Sendo uma teoria simples – bem menos sofisticada do que as dissertações filosófico-modernas de um Miguel Milhão ou de um Numeiro –, convida-nos a acolhê-la. Simplificando de uma forma simploriamente descomplicada, podemos resumir a conclusão de Pascal a “Se não consegues vencê-los, junta-te a eles”. “Pois se não obtenho ganho ali, porque não hei-de ir para acolá?”, é afinal o alerta do pragmático filósofo e matemático do séc. XVII.
Por cá, no séc. XXI, pelas dunas da ocidental praia lusitana, as teorias são mais claras. A teoria do momento é a seguinte: se a direita ganha, vem a extrema direita. Aqui, os extremos são incluídos e considerados, qual borda de pizza que se liberta do destino cruel de ser atirada para a caixa de cartão. Uma teoria que, para quem não aprecia a extrema-direita, acaba por transportar o maior ganho para a aposta socialista, confirmando a premissa de António Costa de que “a alternativa ao PS é o PS”.

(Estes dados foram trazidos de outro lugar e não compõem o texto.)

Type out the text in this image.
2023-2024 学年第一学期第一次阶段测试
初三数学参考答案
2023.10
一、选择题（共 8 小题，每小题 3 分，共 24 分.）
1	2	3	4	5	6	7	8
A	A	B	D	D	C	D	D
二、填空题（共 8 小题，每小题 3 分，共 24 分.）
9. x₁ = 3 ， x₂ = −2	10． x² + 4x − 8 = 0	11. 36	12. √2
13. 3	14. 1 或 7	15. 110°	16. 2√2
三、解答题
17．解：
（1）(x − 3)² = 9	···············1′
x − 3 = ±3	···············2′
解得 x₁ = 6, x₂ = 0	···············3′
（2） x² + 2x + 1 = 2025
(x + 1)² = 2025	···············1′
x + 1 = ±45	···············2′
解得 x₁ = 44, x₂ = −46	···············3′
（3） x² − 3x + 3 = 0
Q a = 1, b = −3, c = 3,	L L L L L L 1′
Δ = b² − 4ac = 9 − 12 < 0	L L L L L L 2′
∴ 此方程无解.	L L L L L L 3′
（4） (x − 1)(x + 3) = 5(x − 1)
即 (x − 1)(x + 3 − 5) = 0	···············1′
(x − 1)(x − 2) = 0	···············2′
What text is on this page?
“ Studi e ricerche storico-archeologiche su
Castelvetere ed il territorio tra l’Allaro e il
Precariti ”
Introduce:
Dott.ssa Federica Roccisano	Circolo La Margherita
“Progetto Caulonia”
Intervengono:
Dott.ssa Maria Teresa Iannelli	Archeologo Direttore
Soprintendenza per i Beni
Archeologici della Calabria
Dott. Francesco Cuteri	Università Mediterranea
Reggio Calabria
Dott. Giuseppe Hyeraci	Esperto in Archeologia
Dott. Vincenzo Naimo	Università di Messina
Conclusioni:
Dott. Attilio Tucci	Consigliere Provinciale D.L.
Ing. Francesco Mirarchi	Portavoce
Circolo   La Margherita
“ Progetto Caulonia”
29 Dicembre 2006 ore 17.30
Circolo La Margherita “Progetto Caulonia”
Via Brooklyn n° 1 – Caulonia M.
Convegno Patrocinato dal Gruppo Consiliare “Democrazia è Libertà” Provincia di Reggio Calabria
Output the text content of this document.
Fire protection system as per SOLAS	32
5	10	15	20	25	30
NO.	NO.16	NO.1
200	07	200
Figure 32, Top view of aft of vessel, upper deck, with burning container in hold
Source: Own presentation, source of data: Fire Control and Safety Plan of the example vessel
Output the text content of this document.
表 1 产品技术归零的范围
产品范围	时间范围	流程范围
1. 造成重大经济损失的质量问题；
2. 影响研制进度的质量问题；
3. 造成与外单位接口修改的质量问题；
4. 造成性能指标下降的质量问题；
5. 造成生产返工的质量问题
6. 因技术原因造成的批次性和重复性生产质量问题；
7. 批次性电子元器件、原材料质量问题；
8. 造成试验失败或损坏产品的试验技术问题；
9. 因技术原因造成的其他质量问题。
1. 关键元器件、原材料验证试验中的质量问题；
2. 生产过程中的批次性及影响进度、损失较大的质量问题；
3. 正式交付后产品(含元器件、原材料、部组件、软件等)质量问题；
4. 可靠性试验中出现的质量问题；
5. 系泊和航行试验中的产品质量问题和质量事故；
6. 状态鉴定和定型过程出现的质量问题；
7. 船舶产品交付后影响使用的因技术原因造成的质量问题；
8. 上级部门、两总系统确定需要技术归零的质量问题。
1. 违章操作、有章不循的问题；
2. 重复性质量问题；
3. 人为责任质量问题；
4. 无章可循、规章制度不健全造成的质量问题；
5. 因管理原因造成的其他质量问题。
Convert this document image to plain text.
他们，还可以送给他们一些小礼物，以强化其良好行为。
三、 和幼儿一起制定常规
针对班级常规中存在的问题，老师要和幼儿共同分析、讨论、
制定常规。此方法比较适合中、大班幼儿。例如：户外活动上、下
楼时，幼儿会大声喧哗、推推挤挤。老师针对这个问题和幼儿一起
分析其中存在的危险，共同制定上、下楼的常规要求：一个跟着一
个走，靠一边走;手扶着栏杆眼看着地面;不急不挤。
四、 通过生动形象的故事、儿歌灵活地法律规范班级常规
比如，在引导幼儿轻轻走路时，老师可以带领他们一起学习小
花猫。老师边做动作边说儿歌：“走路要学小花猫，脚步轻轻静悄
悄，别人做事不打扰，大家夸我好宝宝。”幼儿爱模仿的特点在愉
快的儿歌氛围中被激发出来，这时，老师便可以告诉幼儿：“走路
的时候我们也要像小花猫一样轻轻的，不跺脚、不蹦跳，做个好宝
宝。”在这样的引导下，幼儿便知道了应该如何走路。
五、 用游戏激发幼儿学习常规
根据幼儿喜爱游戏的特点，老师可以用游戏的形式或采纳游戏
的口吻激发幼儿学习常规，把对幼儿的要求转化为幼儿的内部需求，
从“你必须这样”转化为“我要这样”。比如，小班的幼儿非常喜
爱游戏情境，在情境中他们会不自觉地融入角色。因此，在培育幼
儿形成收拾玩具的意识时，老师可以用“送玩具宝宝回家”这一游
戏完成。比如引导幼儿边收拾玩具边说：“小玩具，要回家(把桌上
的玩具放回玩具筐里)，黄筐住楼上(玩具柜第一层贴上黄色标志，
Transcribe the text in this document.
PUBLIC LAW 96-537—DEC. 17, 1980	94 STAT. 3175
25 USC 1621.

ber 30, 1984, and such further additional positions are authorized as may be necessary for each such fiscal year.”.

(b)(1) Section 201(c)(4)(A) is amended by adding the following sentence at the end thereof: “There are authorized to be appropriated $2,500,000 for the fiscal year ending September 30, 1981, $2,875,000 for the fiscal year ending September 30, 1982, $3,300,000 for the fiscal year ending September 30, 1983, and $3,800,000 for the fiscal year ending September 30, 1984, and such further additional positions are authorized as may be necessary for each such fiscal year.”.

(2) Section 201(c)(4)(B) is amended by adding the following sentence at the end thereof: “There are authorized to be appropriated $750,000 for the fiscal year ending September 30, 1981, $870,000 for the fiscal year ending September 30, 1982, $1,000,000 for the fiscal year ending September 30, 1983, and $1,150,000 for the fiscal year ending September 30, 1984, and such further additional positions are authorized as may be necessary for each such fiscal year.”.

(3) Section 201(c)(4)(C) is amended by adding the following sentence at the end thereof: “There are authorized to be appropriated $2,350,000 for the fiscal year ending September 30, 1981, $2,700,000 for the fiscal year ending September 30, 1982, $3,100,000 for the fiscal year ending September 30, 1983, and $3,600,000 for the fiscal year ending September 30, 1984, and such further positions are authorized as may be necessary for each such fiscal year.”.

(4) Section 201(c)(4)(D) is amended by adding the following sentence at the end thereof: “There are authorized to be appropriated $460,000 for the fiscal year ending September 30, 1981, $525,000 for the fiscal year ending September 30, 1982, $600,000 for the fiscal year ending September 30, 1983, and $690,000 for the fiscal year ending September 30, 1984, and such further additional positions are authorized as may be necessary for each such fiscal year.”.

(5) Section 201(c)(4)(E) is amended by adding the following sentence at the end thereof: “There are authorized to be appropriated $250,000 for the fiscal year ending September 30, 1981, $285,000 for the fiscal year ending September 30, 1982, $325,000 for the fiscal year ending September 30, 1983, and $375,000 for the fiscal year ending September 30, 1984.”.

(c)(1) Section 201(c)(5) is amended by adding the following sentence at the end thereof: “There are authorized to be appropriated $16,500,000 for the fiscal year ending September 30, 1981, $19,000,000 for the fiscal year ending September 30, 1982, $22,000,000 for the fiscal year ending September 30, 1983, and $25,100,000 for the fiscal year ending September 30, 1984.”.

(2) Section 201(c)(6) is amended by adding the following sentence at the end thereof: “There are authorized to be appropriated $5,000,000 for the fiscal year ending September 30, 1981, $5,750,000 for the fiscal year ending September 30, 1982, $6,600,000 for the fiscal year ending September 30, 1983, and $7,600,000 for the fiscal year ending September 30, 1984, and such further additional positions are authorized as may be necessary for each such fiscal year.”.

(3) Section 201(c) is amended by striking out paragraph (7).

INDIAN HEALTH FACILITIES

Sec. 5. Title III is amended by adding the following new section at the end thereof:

A tese teve continuidade neste fim-de-semana, no congresso socialista, e veio pela boca de Pedro Nuno Santos, imbuída de todo o seu carisma, aclamada pelas palmas e gritos de esperança, ungida por Karl Marx e Mário Soares, numa orgia cósmica onde só entram rosas e punhos bem hirtos.
A dada altura, instalado na mesa “presidencial” do congresso, e sob os olhares dos camaradas e das televisões, o “neto de sapateiro” resolveu chamar o bisneto de sapateiro. A criança correu, sentou-se e desfrutou do amor paternal, ao colo do líder socialista. Um momento comovente que, quando acompanhado pela guitarra de Cat Stevens, pode mesmo levar às lágrimas o público mais sensível.
Não sei quanto a vocês, mas eu estou convencido.
Os críticos dirão que é populismo.
Os cínicos dirão que PNS se inspirou no sucesso da gestão da imagem do filho do tiktoker Kapinha, que há pouco tempo revelava vídeos – no TikTok, claro – em que o seu filho Gabriel, de 9 anos, chorava baba e ranho no bloco operatório, enquanto o ex-D’Arrasar o acalmava gentilmente como qualquer bom pai faria.
Os ainda mais cínicos dirão que uma reportagem do pós-operatório pediátrico é bem menos traumática para a criança do que a exposição a um congresso recheado de socialistas.
E eu digo-vos: Se isto não nos faz votar, a todos, no PS, não sei o que mais fará. Juntemo-nos à oração e assumamos as nossas odds, meus concidadãos apostadores.
E por falar em filhos… Entretanto, prestes a ver-nos privados do nosso António Costa, somos recompensados pela chegada ao espaço mediático do seu filho, Pedro Costa, a nova contratação para o leque de comentadores políticos que difunde a sua gnose no espaço televisivo. CNN e SIC Notícias foram a manjedoura destas primeiras aparições em que – SPOILER ALERT – o filho defendeu o pai. Parece que o filho do ainda PM aprecia bastante as políticas seguidas pelo seu progenitor.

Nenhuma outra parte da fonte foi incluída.